Was ist Phytohämagglutinin?
Phytohämagglutinin ist ein sogenanntes Lektin, das heißt, es bindet an bestimmte Zuckerstrukturen auf der Oberfläche von Zellen. Dadurch kann es die Zellen verklumpen oder schädigen. Phytohämagglutinin kommt in vielen Pflanzen vor, vor allem in Hülsenfrüchten wie Bohnen, Erbsen oder Linsen. Es dient als Schutz vor Fressfeinden oder Krankheitserregern, die die Pflanze angreifen wollen.
Wie wirkt sich Phytohämagglutinin auf Hunde aus?
Wenn Hunde rohe oder unzureichend gekochte Hülsenfrüchte fressen, können sie eine Vergiftung durch Phytohämagglutinin erleiden. Die Symptome sind unter anderem Erbrechen, Durchfall, Bauchschmerzen, Fieber, Schwäche und Appetitlosigkeit. In schweren Fällen kann es zu Blutarmut, Nierenversagen oder Schock kommen. Die Vergiftung kann innerhalb von wenigen Stunden bis zu mehreren Tagen auftreten.
Wie kannst du Phytohämagglutinin vermeiden?
Die beste Möglichkeit, eine Vergiftung durch Phytohämagglutinin zu vermeiden, ist, deinem Hund keine rohen oder unzureichend gekochten Hülsenfrüchte zu geben.
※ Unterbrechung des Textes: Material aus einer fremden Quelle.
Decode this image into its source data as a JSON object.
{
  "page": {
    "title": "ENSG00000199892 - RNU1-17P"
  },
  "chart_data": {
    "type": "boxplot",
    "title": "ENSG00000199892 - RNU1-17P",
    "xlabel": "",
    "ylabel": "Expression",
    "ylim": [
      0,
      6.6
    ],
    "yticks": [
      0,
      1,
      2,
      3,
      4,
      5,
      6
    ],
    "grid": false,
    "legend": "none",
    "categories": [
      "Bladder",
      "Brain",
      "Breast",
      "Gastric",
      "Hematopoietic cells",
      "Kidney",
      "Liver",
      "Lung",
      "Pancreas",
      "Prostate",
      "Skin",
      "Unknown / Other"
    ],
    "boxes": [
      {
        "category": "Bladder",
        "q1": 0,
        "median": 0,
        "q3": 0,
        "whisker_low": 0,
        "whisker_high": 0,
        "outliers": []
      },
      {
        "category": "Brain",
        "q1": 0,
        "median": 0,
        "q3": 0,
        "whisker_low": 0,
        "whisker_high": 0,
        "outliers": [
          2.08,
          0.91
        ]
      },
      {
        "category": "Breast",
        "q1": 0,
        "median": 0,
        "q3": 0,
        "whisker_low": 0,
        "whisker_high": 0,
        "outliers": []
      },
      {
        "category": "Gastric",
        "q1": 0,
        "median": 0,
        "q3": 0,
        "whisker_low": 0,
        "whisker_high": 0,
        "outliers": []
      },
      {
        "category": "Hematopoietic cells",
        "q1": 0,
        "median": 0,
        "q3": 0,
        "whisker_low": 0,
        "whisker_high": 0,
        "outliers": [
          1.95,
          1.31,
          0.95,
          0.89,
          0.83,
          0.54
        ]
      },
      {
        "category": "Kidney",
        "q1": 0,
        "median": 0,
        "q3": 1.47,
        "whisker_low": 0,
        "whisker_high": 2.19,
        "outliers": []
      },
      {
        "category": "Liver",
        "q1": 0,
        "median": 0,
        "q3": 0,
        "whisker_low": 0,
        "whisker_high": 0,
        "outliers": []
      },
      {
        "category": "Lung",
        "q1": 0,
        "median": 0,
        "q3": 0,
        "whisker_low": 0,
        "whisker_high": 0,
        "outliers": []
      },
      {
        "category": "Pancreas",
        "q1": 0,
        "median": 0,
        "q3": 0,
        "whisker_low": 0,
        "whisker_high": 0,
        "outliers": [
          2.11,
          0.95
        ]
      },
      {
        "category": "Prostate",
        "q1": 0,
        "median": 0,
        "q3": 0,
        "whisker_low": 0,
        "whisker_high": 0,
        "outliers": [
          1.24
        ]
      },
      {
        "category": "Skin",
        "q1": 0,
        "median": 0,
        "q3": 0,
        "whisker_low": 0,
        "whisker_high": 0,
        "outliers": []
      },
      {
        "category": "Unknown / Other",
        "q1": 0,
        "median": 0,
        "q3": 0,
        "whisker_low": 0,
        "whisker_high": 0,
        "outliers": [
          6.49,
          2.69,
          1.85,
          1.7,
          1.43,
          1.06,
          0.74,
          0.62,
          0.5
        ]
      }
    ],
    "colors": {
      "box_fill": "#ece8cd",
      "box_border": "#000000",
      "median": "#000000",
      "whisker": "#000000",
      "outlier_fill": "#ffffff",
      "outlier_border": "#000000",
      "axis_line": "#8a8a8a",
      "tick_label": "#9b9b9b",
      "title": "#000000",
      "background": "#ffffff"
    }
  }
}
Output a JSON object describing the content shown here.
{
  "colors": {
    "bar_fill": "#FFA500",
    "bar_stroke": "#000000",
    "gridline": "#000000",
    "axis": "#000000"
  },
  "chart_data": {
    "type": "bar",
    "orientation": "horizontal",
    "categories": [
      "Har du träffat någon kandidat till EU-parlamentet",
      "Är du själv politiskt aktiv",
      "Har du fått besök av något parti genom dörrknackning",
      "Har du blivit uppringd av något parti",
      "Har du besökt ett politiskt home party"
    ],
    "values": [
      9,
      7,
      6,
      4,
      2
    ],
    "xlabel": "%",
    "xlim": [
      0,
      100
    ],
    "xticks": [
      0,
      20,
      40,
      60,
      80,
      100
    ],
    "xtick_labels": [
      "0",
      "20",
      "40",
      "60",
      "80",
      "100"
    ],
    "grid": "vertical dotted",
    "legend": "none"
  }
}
Wenn du ihm Hülsenfrüchte als Teil seiner Ernährung anbieten möchtest, solltest du sie immer gründlich kochen oder einweichen. Das zerstört einen Großteil des Phytohämagglutinins und macht die Hülsenfrüchte verträglicher. Außerdem solltest du darauf achten, dass dein Hund keinen Zugang zu Abfällen oder Kompost hat, die Hülsenfrüchte enthalten könnten.
Gibt es auch Vorteile von Phytohämagglutinin?
Phytohämagglutinin ist nicht nur schädlich, sondern hat auch einige positive Eigenschaften. Es kann zum Beispiel das Immunsystem stimulieren, die Darmgesundheit fördern oder den Blutzuckerspiegel regulieren. Allerdings sind diese Effekte nur bei geringen Mengen und bei gekochten oder eingeweichten Hülsenfrüchten zu erwarten. Außerdem sind sie für Hunde nicht unbedingt notwendig oder wünschenswert. Deshalb solltest du immer vorsichtig sein, wenn du deinem Hund Hülsenfrüchte gibst.